I have to admit to being a bit upset about this one -- I went to buy groceries today and before I made it into the store, I noted the bookstore next door. This is a combination new/used store and I've shopped there before. They've come under new management and though a bit more religious than the previous owners (as noted by their bookmarks) I really didn't care. I like to patronize indy bookstores so in I went on a hunt for Michael Connolly's latest.
It was the sign near the front door that stopped me in my tracks, the gist of which said that the store no longer carried Metaphysical or New Age books due to their devastating effect on readers. However, the store would be very happy to suggest books to help me with my personal relationship with God.
I read the notice... twice... to insure I got it right. And I left the store without making a purchase. As I shopped for my groceries, I fumed. And why, you ask?
Admittedly, an indy bookstore can carry whatever type of books they want. That is their right. What I found so astounding is that is they felt the need to censure what I might like to read, as if I was incapable of deciding if a book's content might "harm" me or not. Which begs the question -- are ideas harmful? Is reading about alternate religions or philosophy somehow dangerous?

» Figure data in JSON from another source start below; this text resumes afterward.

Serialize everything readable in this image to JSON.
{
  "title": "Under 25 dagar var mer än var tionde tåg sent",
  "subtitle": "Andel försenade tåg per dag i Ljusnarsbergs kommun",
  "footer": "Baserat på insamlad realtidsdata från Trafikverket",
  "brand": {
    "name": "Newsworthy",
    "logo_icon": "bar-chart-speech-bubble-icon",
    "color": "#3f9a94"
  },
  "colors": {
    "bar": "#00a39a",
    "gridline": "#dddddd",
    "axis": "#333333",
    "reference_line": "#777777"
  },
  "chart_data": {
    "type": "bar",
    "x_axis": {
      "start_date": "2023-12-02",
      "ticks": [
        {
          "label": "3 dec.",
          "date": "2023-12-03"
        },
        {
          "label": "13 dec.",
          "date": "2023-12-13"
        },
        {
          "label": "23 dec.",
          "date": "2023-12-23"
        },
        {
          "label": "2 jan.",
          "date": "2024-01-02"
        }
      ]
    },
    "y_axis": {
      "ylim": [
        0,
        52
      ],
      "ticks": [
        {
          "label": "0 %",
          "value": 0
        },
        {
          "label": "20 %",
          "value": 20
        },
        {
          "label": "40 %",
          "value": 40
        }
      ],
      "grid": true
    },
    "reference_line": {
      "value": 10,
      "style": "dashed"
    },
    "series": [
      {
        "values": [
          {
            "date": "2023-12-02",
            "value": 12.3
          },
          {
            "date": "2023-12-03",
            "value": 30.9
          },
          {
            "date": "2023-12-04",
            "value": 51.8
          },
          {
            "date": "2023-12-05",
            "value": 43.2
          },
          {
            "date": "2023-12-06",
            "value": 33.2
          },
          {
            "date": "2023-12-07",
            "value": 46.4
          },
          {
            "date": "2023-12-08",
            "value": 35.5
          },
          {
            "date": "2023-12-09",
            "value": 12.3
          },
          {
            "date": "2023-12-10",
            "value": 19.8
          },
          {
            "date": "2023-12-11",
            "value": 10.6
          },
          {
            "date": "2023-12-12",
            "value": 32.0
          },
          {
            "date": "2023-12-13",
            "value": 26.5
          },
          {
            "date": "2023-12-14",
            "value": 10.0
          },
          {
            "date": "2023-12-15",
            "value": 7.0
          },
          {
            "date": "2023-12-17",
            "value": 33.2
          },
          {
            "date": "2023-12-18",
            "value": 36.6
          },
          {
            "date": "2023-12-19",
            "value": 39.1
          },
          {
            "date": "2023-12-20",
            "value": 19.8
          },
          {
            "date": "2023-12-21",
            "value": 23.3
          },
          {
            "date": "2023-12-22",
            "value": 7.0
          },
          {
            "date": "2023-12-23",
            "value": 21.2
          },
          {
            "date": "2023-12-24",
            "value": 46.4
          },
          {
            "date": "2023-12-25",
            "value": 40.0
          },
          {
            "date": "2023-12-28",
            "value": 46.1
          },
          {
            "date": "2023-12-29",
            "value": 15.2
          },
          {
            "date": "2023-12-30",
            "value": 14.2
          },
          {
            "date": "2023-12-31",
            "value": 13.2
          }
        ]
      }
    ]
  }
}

I have a lithmus test I always apply to such situations. What would be the reaction if someone posted a sign that said they would no longer offer for sale any books related to Judaism or Christianity, citing their beliefs as detrimental? "However, we'd be pleased to offer books to assist with your personal relationship with (insert name of favored diety here)." I suspect an article or two might appear in the local paper over that one. Might even generate a few protesters in front of the store.
I debated and then discarded the notion of challenging the owners on their policy. If they are so inclined as to post such a notice, they're very unlikely to find my arguments persuasive.
In truth, I feel sorry for these folks. They have limited their spiritual and emotional growth by such a narrow-minded focus. Unfortunately, they're not the only ones in America who feel that other belief systems are somehow dangerous or subversive. All you have to do is look at the state of the world to see how such insular beliefs lead to war and genocide.
I'll be buying the latest Michael Connolly at Barnes & Noble. At least they won't tell me I can't read it.